In the dorms that night, neither she nor Alice has much of anything to say. "Is it true what James and Pete were saying, that you really went out drinking with Sirius?" Marlene grills Alice when she and Lily first come back that night, flushed and weighted down with shopping bags. "Because I wouldn't have believed it coming from just Jay, but—"

"We and Remus took Mary out for her birthday, yeah," says Alice shortly. "They drank, I didn't so I could Apparate them there and back, we didn't stay long."

"Oh," says Marlene, making a face at Lily when Alice's back is turned. Mary doesn't meet her eye—doesn't, in fact, for the rest of the night.

When the others are long asleep and she assumes it's only her still awake, Mary jumps a bit when someone pulls her curtains the slightest bit back—Alice. "You still up?" she whispers, so softly.

She's tempted to lie, just so this day will end already, but doesn't. "Yeah," says Mary, scooting over so Alice can lie atop the covers next to her on the bed. Funny, she thinks, that today both started and now ends with Alice, only it's really not funny at all because she knows and it's worse than that, she said all those things, all those awful pureblood Remus things. "You're an arse, you know."

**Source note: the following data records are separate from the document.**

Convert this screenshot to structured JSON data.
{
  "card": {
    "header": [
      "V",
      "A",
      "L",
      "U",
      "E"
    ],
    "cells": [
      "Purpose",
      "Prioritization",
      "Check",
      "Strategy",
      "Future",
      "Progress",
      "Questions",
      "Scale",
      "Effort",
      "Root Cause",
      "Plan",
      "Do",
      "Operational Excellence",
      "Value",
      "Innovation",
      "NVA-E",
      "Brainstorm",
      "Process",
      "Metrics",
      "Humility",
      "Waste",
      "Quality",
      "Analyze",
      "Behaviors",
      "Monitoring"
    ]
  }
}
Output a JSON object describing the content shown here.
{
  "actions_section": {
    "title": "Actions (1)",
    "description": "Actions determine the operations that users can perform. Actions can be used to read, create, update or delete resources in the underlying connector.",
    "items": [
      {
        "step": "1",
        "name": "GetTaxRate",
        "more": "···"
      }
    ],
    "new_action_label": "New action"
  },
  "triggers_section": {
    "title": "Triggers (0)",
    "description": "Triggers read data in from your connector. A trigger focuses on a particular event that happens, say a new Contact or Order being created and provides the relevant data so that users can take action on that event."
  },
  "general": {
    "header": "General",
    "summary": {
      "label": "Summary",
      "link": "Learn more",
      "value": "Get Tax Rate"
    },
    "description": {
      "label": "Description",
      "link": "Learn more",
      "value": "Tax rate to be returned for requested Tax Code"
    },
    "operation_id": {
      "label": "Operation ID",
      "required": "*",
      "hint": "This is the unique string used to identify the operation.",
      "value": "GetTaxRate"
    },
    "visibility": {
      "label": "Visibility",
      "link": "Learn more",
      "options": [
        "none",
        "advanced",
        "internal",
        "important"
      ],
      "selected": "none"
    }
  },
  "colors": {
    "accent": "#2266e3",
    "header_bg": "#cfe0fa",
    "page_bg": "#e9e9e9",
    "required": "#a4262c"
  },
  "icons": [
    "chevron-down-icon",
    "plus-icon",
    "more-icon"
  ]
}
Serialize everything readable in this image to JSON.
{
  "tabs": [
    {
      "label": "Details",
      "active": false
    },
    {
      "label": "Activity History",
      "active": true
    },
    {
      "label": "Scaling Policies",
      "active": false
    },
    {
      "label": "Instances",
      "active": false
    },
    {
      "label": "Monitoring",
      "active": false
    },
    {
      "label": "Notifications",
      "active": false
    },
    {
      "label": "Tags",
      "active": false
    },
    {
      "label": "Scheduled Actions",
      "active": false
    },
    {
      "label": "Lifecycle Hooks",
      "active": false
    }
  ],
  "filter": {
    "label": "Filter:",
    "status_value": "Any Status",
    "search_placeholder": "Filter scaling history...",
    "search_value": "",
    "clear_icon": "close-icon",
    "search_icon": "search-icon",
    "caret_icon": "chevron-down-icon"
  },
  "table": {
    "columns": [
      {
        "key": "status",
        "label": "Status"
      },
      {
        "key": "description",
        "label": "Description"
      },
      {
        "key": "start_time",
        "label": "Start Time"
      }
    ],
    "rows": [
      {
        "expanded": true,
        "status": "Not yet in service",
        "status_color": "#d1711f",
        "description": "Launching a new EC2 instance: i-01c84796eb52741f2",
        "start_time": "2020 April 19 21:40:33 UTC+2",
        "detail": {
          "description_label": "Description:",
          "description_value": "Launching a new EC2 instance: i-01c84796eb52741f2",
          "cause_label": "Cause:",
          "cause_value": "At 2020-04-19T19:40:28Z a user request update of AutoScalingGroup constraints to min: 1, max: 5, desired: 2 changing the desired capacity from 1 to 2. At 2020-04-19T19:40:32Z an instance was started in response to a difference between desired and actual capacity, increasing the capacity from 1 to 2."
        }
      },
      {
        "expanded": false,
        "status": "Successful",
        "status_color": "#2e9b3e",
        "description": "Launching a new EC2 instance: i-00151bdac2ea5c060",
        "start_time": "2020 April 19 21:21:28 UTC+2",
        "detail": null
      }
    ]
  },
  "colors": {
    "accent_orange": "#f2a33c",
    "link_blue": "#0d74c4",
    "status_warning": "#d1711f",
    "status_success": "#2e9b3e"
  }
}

"I'm not an arse just because I—"

"Remus is a person, not some kind of, like, bloodthirsty beast, a person with a life and a conscience who's probably blaming himself for things he's not even conscious to control and—"

"I never denied that! I just—"

"You're an arse," says Mary, and Alice doesn't say anything at all. "Look, about the thing—don't tell, okay?"

"The—?" Then her brow straightens and her cheeks fall. "I wasn't going to, but it's nothing to be ashamed of—I didn't think there was anything to tell. You got drunk and a bit sloppy, and it happens—loads of people do loads worse than kiss a pregnant half-veela, you know? Most blokes would do worse when they're sober around a pregnant half-veela, even, I bet."

And they look at each other and after a second they have to stifle their laughter, except Mary's isn't really laughter so much as a whimper. "No, I know, it's just a stupid drunk story, but I don't want—I know you think I should let go and everything, but I don't want it to maybe get back to Reg and mess up my chances, that's all."

"Sure, whatever you want. Just be careful, okay?"

"Yeah, you, too," and she's not sure whether she's talking about Frank or Remus or Sirius or that funny little world in Alice's head that's maybe starting to spin too fast.